Stabels Zettelkasten scheint in der Tat unerschöpflich zu sein. Auch was dann den zweiten Teil ihrer Karriere als Leiterin ihrer Dresdner Schule und Pädagogin betrifft, deren Selbständigkeit gegen alle kulturpolitischen Anmaßungen und Zumutungen sie mit Zähnen und Klauen verteidigte, schildert Stabel mit bewundernswerter Gründlichkeit. Bei aller unvermeidlichen Anpassung an die politischen Verhältnisse (es sei denn, sie wäre ausgewandert): Vereinnahmen lassen hat sie sich nicht, weder von den Nazis noch von den DDR-Bonzen, und in brenzligen Situationen wiederholt ein gehöriges Maß an zäher Zivilcourage bewiesen.

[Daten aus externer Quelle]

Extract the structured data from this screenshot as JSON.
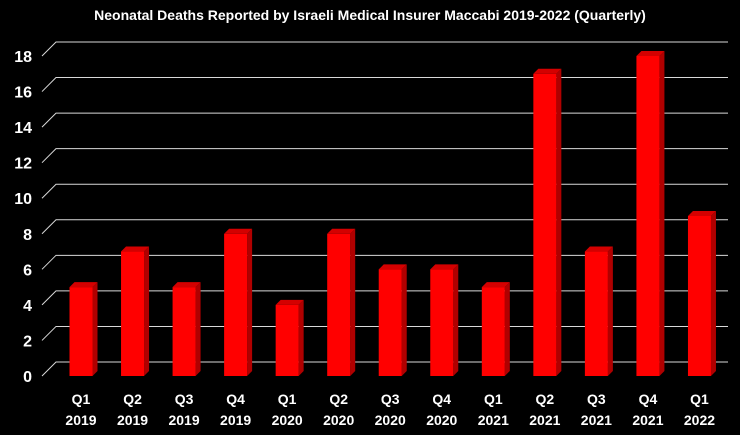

Was bei Stabel ganz deutlich wird, ist, wie sehr Palucca an ihrer eigenen Legende gewoben und so dafür gesorgt hat, dass es viele Leerstellen in ihrer Biografie gibt, besonders ihr Privatleben betreffend. So erfahren wir kaum etwas über ihre Ehe, außer dass ihr Mann anfangs (aber wie lange?) ihr sehr cleverer Publicity-Manager war. Etwas mehr hätten wir auch gern gewusst über ihre Kinderjahre, dann über ihre Beziehungen zu den Künstlern des Bauhauses, schließlich über ihre Teilnahme an den Olympischen Spielen von 1936, auch über ihre Aktivitäten beim sogenannten Tänzerlager von Rangsdorf und als Dozentin an den Berliner Meisterwerkstätten für Tanz sowie in der DDR dann als Mitglied der Stadtverordnetenversammlung in Dresden und der Berliner Akademie der Künste.

Auch wie sie im Dritten Reich ihre bis dahin kaum wahrgenommene Stigmatisierung als Halbjüdin verarbeitet hat, gehört zu den Blindstellen in ihrer Biografie. So wird es DIE Biografie über Palucca wohl nie geben – es sei denn, dass ein mit allen Methoden des investigativen Journalismus vertrauter Autor sich dieses Themas annimmt – das aber traue ich keinem mir bekannten deutschen Tanzpublizisten zu (kj eingeschlossen).

Wer aber Palucca als Zeitzeugin des 20. Jahrhunderts zu begreifen versucht, wird nicht auf die zusätzliche Lektüre von Erdmann-Rajskis Buch über Palucca auskommen können, das nicht nur ihre Tänze methodisch-wissenschaftlich analysiert (wogegen sich Palucca ihr Leben lang gesträubt hat, sich immer darauf berufend, dass der Schlüssel zu ihrem Verständnis die Improvisation sei), sondern sie als eine Persönlichkeit darstellt, die von den unterschiedlichsten und widersprüchlichsten soziokulturellen Erscheinungen dieses Jahrhunderts geprägt wurde – als Deutsche geboren im Kaiserreich, als eine der glanzvollsten Erscheinungen des deutschen Ausdruckstanzes in der Weimarer Republik, als generationsübergreifende Leiterin ihrer Schule und Pädagogin des Neuen Künstlerischen Tanzes in den schwierigen Jahrzehnten unter zwei verschiedenen (und sich in mancher Beziehung doch verblüffend ähnlichen) politischen Diktaturen und schließlich in ihren allerletzten Lebensjahren als Trägerin des Großen Verdienstkreuzes mit Stern und Schulterband der Bundesrepublik Deutschland.